19.05.2020

BATMAN BEGINS (2005 Christopher Nolan)


Seit dem Tod seiner Eltern versucht Bruce Wayne seinen Drang Verbrecher zu bekämpfen gezielt gegriffen zu bekommen. Er wird von einem Geheimbund kontaktiert, der ihn trainiert seine ohnehin schon guten Kampf-Fähigkeiten zu perfektionieren. Da ihm die Mentalität und die Ziele der Organisation nicht zusagen, kehrt er ihr zum Ende der Ausbildung den Rücken und geht mit den hier erlangten Fähigkeiten in seiner Heimat als Fledermaus maskiert auf Verbrecherjagd. Dort hat ein Mafiosi die Stadt fest im Griff. Aber selbst der ist nicht der wahre Fädenzieher in den geheimnisvollen kriminellen Verstrickungen Gothams...


Der Unterschied zwischen Gerechtigkeit und Rache...

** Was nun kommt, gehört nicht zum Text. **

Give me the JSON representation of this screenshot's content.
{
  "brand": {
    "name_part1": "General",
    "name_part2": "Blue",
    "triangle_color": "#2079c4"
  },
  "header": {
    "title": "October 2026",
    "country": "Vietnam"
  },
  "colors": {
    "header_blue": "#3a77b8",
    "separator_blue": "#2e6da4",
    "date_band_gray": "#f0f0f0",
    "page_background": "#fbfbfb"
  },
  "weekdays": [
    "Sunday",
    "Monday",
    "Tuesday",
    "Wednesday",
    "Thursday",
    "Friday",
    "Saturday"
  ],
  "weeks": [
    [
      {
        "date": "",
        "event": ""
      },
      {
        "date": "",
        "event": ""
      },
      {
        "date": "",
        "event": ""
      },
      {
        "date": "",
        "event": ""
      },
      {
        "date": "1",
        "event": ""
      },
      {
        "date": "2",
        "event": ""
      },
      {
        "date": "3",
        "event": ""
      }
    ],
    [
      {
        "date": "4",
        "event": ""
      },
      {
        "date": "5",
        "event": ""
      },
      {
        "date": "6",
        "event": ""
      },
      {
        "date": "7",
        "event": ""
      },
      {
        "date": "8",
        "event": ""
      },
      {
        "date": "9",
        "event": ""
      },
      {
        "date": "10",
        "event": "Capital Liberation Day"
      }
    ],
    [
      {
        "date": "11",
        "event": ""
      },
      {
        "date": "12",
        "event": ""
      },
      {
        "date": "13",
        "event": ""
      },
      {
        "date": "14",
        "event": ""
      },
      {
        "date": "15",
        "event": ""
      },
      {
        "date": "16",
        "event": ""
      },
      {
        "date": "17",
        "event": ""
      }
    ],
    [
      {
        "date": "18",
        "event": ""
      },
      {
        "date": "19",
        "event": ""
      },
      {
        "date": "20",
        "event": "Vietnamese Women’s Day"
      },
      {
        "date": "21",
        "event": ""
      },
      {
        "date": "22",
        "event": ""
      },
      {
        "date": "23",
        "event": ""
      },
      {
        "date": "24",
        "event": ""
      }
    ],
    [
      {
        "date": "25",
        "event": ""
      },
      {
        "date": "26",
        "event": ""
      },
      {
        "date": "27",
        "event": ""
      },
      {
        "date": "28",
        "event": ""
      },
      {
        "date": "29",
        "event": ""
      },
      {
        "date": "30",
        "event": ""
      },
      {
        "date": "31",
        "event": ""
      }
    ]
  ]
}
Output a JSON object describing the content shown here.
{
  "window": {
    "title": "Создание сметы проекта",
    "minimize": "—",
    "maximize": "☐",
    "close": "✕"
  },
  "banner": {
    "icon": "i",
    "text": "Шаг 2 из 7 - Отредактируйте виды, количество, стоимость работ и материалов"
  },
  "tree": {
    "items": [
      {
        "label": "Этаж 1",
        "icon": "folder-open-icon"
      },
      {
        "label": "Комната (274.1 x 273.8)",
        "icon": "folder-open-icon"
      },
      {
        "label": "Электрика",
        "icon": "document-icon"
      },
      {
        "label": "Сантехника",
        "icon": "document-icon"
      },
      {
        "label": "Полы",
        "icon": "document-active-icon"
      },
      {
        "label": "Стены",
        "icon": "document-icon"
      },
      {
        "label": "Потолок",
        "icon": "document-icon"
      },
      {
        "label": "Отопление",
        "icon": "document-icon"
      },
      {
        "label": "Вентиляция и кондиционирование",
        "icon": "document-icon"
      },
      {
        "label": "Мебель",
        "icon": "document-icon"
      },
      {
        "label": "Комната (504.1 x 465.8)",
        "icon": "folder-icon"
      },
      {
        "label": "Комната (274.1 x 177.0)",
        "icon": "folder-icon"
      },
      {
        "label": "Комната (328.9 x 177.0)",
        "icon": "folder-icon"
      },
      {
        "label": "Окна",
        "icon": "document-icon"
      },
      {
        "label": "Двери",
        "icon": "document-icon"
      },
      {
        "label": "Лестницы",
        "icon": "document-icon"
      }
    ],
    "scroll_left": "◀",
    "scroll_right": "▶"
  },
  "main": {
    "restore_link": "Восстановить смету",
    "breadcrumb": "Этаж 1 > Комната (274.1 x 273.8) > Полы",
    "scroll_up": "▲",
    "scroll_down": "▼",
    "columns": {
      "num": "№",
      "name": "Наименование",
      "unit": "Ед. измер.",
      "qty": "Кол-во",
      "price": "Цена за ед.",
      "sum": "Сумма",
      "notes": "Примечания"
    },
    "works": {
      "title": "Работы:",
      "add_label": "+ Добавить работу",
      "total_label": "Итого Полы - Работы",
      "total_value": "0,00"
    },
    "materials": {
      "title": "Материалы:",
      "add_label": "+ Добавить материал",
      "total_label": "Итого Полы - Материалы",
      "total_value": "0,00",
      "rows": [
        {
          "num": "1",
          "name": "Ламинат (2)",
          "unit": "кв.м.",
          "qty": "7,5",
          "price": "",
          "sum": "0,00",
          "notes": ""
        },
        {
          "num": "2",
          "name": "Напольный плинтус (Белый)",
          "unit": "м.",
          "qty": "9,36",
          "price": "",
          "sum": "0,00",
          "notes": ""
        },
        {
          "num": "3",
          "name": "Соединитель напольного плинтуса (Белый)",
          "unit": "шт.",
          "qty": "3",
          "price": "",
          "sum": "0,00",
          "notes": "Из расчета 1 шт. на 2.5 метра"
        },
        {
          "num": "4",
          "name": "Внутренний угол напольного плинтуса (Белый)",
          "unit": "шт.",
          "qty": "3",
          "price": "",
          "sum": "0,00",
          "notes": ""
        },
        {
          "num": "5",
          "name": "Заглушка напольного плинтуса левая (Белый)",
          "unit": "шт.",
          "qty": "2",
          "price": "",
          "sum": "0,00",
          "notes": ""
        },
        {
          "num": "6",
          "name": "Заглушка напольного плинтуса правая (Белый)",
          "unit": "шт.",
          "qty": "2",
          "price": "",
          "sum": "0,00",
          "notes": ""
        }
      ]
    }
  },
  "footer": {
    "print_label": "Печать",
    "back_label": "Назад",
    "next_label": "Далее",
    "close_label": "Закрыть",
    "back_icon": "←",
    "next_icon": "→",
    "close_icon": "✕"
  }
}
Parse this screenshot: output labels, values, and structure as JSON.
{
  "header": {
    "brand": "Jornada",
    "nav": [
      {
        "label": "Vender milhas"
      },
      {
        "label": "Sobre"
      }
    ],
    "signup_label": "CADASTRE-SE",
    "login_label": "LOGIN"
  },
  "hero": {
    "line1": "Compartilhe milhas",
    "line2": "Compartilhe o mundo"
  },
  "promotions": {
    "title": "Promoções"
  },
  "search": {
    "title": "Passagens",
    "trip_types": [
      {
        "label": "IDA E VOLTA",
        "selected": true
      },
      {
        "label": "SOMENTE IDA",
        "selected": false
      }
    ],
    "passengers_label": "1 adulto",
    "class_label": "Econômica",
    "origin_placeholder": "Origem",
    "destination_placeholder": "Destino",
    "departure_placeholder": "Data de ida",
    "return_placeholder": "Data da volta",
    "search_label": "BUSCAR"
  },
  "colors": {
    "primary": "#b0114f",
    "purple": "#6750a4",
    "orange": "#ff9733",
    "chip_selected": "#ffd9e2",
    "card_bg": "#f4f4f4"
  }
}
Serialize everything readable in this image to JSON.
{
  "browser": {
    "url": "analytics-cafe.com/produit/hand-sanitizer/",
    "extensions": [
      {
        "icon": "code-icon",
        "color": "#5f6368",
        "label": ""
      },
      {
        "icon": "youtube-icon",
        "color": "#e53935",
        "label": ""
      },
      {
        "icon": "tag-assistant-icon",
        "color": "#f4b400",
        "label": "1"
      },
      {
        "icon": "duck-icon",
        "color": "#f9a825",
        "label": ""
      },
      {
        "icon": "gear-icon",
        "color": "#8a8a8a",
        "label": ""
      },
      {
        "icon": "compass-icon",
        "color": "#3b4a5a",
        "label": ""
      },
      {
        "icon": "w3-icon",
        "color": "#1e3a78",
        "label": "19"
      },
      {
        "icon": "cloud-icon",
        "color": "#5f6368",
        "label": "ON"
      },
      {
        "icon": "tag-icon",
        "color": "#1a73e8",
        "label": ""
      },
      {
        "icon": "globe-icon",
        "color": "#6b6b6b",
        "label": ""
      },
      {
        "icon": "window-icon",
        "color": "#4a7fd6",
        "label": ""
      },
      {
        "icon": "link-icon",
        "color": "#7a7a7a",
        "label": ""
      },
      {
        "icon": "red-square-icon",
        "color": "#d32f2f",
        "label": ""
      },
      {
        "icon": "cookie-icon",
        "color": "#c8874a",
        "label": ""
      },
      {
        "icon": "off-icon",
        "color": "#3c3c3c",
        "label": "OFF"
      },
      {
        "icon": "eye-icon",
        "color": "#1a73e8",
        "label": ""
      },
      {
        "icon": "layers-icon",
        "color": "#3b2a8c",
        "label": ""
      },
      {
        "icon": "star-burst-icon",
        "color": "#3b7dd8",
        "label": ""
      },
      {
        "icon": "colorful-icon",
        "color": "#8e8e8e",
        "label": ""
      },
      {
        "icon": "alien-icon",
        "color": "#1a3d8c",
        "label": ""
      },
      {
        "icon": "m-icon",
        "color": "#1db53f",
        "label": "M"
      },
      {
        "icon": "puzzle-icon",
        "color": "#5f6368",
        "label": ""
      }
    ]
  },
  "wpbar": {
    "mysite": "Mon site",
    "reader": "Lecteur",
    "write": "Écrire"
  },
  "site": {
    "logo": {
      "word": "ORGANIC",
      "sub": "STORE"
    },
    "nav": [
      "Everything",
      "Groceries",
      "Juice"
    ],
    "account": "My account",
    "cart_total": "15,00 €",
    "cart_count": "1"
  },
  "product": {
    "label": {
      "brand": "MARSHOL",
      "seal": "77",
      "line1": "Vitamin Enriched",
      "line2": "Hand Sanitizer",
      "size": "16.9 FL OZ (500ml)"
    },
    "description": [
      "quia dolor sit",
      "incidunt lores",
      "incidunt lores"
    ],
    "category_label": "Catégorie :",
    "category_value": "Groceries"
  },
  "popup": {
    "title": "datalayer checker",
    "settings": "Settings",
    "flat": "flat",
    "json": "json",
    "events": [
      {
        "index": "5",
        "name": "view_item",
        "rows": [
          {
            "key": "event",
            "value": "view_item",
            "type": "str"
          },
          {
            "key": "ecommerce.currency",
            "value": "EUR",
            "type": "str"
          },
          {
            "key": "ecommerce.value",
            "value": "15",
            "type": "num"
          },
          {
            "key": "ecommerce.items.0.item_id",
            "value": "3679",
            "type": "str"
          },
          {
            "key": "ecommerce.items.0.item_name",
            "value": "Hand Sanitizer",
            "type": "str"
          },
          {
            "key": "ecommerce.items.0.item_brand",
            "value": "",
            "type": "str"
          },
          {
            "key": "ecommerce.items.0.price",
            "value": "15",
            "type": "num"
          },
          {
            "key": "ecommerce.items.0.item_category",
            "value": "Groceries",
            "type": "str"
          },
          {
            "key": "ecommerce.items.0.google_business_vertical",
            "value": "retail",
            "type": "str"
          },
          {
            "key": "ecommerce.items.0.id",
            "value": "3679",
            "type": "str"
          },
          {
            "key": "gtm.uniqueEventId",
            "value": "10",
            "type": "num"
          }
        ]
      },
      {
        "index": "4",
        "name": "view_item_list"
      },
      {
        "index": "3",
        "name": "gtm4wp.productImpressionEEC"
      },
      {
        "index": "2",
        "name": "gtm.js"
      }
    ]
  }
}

Nach Burtons Fetisch-Versionen und Schumachers kunterbuntem Rückschritt in die 60er Jahre Version der Thematik war das Medium Kino 8 Jahre später soweit Batman endlich eine ernsthafte Umsetzung zu bescheren. Gewöhnungsbedürftig muten die ersten 30 Minuten an, wenn Bruce Wayne erst durch Ninja-ähnliche Geheimbündler in dem trainiert wird, was er als Fledermaus schließlich in Gotham City anwenden wird. Aber selbst in diesem so gar nicht traditionellen Part der Comicverfilmung stimmen Stimmung und Erzählwert, und eine Fortführung der dort angegangenen Ereignisse bishin zum Trilogie-Ende "The Dark Knight Rises" machen diesen Part sogar wichtig für Nolans Vision aller drei Filme, bei denen er auch jeweils am Drehbuch mitgewirkt hat. Ob der realistische Touch fern einer tatsächlichen Comic-Welt nun besser oder schlechter ist als die übliche Herangehensweise, sei einmal dahin gestellt, er ist aber auf jeden Fall eine interessante Alternative zu den üblichen "Batman"-Filmen und passt zum erwachsenen Grundton des Streifens, der sich auch tiefgründigerer Betrachtungen und politischer Thematiken nicht scheut. Mit diesem weniger verspielten Blick guckt sich "Batman Begins" vielleicht ein wenig zu starr auf ernst getrimmt, aber dieser Grundton ist letztendlich nichts ungewöhnliches im Gesamtwerk Nolans und braucht somit nicht überraschen.

Interessant ist die fast konsequente Verweigerung Batman gegen einen klassischen Gegner aus den Comics kämpfen zu lassen. Mit der Vogelscheuche wird nicht nur ein relativ unbekanntes Gesicht eingebaut, durch seine in der Realität verorteten Charakterisierung und seiner nur am Rande wichtigen Positionierung innerhalb einer vielschichtigen Gesamtgeschichte, fällt kaum auf dass überhaupt einer vorhanden ist. Derartiges verzeiht man Nolan jedoch all zu gerne, denn sein detaillierter Blick auf die Anfänge Batmans, der ohne zu entmystifizieren spannende Hintergrundfragen im Perfektionieren der Verbrecherjagd-Idee Waynes beantwortet, weiß in technisch makelloser Umsetzung bei rundum guter Besetzung zu überzeugen - zumal Nolan sein für Comic-Verhältnisse verkopftes Werk nicht in Sachen Action, Spannungsbogen und Schauwerte vernachlässigt. Ihm ist ein rundum sehenswerter Film gelungen, den man kaum noch dem Fantasy-Genre zuordnen kann, der aber nicht nur durch seine Andersartigkeit innerhalb des Batman-Universums fasziniert, sondern auch die Ur-Tragik der Figur gekonnt zu greifen und zu vertiefen weiß und in eine spannende Geschichte steckt, die inhaltliche Überraschungen ebenso bietet, wie kleine verschmitzte Momente und stille Anspielungen an die reichhaltige Comic-Welt Batmans. Mit "The Dark Knight" gelang es Nolan hinterher sogar, den bereits recht ausgereiften hier angewendeten Ansatz noch einmal zu perfektionieren. sehenswert


Trailer,   OFDb

1 Kommentar:

  1. Ja, der Nolan Batman unterliegt durchaus einer anderen visuellen als auch charakterlichen Inszenierung und ist wahrscheinlich gerade deshalb auch so gut schaubar. Wenig bunt, dafür düster-dunkel dräut das dreiteilige Gesamtwerk dahin. Sehr schöne Umsetzung.